5. A Coroa portuguesa concedia o direito dos senhores aos prazos, sendo esta relação
essencialmente jurídica, e acarretando funções militares e económicas no terreno.
Não obstante, o seu quotidiano encontrava-se ligado a África e ser prazeiro implicava
importantes funções sociais junto do seu campesinato nativo, como é exemplo a execução da
justiça e das funções rituais. Segundo Ernesto Vilhena, para a população, o prazeiro era “o amo,
juiz, tutor de todos os actos da sua vida, e até o chefe que os conduzia aos combates”. Mais do
que uma verdade absoluta, esta afirmação identifica a extensão das funções do enfiteuta junto
das estruturas locais presentes no seu terreno.

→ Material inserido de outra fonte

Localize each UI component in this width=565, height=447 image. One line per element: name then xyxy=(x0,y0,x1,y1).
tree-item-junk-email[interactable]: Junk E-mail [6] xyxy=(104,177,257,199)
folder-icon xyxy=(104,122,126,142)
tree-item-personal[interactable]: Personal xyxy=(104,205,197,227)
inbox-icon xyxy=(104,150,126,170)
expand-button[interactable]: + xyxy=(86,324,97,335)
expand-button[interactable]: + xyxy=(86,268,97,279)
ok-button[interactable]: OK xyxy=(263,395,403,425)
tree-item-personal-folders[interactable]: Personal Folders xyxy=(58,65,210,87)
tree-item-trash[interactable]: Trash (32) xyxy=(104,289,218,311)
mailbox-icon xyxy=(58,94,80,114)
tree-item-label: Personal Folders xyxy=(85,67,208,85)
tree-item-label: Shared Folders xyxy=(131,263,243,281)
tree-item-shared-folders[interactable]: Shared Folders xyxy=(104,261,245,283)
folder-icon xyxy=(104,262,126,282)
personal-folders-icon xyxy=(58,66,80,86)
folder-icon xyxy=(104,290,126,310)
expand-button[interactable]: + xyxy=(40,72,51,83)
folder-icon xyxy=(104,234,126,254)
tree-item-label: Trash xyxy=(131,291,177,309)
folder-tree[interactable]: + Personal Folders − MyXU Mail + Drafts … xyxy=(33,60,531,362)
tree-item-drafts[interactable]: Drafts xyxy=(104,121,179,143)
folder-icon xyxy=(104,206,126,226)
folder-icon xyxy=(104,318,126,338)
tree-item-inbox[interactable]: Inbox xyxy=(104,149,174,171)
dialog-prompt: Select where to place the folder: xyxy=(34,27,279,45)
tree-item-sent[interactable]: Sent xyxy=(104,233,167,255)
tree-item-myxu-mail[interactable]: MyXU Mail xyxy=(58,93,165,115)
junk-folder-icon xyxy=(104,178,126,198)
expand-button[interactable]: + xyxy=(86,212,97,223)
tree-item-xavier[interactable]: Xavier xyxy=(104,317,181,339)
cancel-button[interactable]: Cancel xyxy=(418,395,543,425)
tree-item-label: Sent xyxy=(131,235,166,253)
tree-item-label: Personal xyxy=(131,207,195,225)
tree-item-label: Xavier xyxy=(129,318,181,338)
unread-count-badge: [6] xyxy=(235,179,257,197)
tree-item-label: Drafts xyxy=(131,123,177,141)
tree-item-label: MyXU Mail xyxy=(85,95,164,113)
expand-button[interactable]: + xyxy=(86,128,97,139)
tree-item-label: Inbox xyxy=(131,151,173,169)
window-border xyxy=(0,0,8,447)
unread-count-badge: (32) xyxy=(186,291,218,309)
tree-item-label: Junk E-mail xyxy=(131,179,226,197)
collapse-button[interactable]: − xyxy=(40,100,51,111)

A sociedade dos prazos do Zambeze nos séculos XVII e XVIII engloba dinâmicas sociais que
abrangem um tempo e espaço demasiadamente latos para serem generalizados como uma
realidade única. No mapa geopolítico da região, independentemente da presença portuguesa, as
voláteis chefaturas africanas apresentavam uma estrutura de governação diferente dos modelos
de matriz europeia. Estes reinos, com fronteiras mais fluídas e importantes convulsões políticas,
muito influíram na evolução dos territórios portugueses, tendo o seu estudo acompanhado
também as dinâmicas da região. São exemplo destes momentos definidores a invasão
Changamire no final de seiscentos e a massificação do tráfico de escravos em setecentos. Se o
primeiro momento alteraria para sempre a geografia dos prazos, o segundo seria definidor da
ascensão de novos prazeiros.
A política mais usual da administração era, porém, tentar casar essas mulheres, sobretudo as
detentoras de largos tratos de terras e de inúmeros dependentes, com maridos julgados
apropriados para gerir os seus bens. Evidentemente, pretendia-se também conseguir para estes
homens, geralmente ligados aos governantes por laços de parentesco ou de clientelismo, uma
situação económica e social adequada. Por vezes, a intervenção das autoridades falhava quando
as candidatas casavam secretamente e à revelia das directivas de governadores e eclesiásticos.
NB: para os autores por mim trazido neste estudo todos são unânimes em afirmarem que os
prazos como eram independentes com cultura não portuguesas e estavam mais submissas a
culturas africanas assim conseguiam dominar quase o mundo.